Under the SIP, Treedom identified two social externalities from the IRIS catalogue: CO2 tons absorbed (catalogue number OD4108) and incremental income for beneficiaries (catalogue number OD6247). The next step determined the relationship between company revenue and units in the two externalities. The assessment revealed that for every $1,000 in revenue, reforestation-related services absorb 47 tons of CO2. This same revenue generates $722 in incremental income to sustenance farmers. Over five years, Treedom’s financial projections estimate the company will absorb 10.6 million tons of CO2 and generate $233.6 million of incremental income for beneficiaries. The final step requires converting the impacts in market-based monetary values. This occurs via a simple 1:1 ratio in the case of incremental income, and by a $40 per metric ton of CO2 offset (the average market value at the time).

The social impact projection, therefore, results in $426 million from CO2 offset and $234 million from income to beneficiaries for a total output of $660 million.
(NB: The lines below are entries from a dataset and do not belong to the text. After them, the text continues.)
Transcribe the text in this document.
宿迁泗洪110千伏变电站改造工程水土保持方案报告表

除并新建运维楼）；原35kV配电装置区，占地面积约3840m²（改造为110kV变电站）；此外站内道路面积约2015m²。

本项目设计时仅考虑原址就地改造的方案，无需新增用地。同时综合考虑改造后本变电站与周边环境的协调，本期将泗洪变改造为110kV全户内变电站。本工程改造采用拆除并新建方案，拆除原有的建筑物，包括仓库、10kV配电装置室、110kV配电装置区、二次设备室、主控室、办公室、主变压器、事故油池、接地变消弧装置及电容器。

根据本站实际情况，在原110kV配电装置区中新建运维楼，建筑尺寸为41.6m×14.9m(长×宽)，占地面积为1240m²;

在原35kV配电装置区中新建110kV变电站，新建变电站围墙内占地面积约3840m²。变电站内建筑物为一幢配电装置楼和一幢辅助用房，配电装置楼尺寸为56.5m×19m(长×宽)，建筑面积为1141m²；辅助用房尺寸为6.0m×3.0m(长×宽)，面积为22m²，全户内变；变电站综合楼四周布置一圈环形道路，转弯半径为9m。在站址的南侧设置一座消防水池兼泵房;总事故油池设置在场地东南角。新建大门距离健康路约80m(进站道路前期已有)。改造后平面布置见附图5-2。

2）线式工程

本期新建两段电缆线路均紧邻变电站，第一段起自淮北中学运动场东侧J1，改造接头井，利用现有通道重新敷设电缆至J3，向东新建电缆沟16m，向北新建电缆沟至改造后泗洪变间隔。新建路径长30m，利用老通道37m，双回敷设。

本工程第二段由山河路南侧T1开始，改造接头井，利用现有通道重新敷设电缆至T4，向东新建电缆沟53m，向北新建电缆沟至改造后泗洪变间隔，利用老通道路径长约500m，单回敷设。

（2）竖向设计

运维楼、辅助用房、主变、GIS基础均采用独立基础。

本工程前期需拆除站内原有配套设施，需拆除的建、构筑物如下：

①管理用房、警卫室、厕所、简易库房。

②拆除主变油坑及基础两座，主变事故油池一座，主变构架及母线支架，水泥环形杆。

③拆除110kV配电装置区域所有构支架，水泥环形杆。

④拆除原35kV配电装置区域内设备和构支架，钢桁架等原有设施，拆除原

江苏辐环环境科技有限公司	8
We can easily compare these results with the funding required to execute them and with the operating results themselves. In the case of Treedom, the SIP is worth three times the expected turnover in the next five years and 110 times the current financial requirements from investors.

Key takeaways and questions for the future

  • The most exciting indication is the evolution of the expression of social impacts. They have transformed from purely qualitative values into quantitative values.
  • Impact investors need to consider and integrate the non-financial return of an investment. This is essential during their due diligence processes, while the investment is in the portfolio (so they can track any progress), and at exit as part of the overall return assessment.
  • Comparisons between impacts and funding requested (as well as with revenue projections) provide the most immediate and linear ratios for an assessment of whether the target company meets the fund’s mandate and selection criteria.
  • Comparing social impacts between companies belonging to different industries and geographies provides an effective screening and prioritization tool for impact investors. While no widely adopted existing framework allows such comparisons, operators can force the preparation of such an assessment as part of the funding application process.
  • The large number of frameworks available with no consensus from researchers or investors overwhelms businesses that aim to implement a valid, long-term approach to impact reporting.
  • Are impact investors actually using any of these frameworks? And if not, what gives them enough confidence their investment decisions satisfy both financial returns and socio-environmental returns in the best interests of their limited partners?
  • Are these methods perfect? Absolutely not, but they force us to have a discussion around materiality and relevance.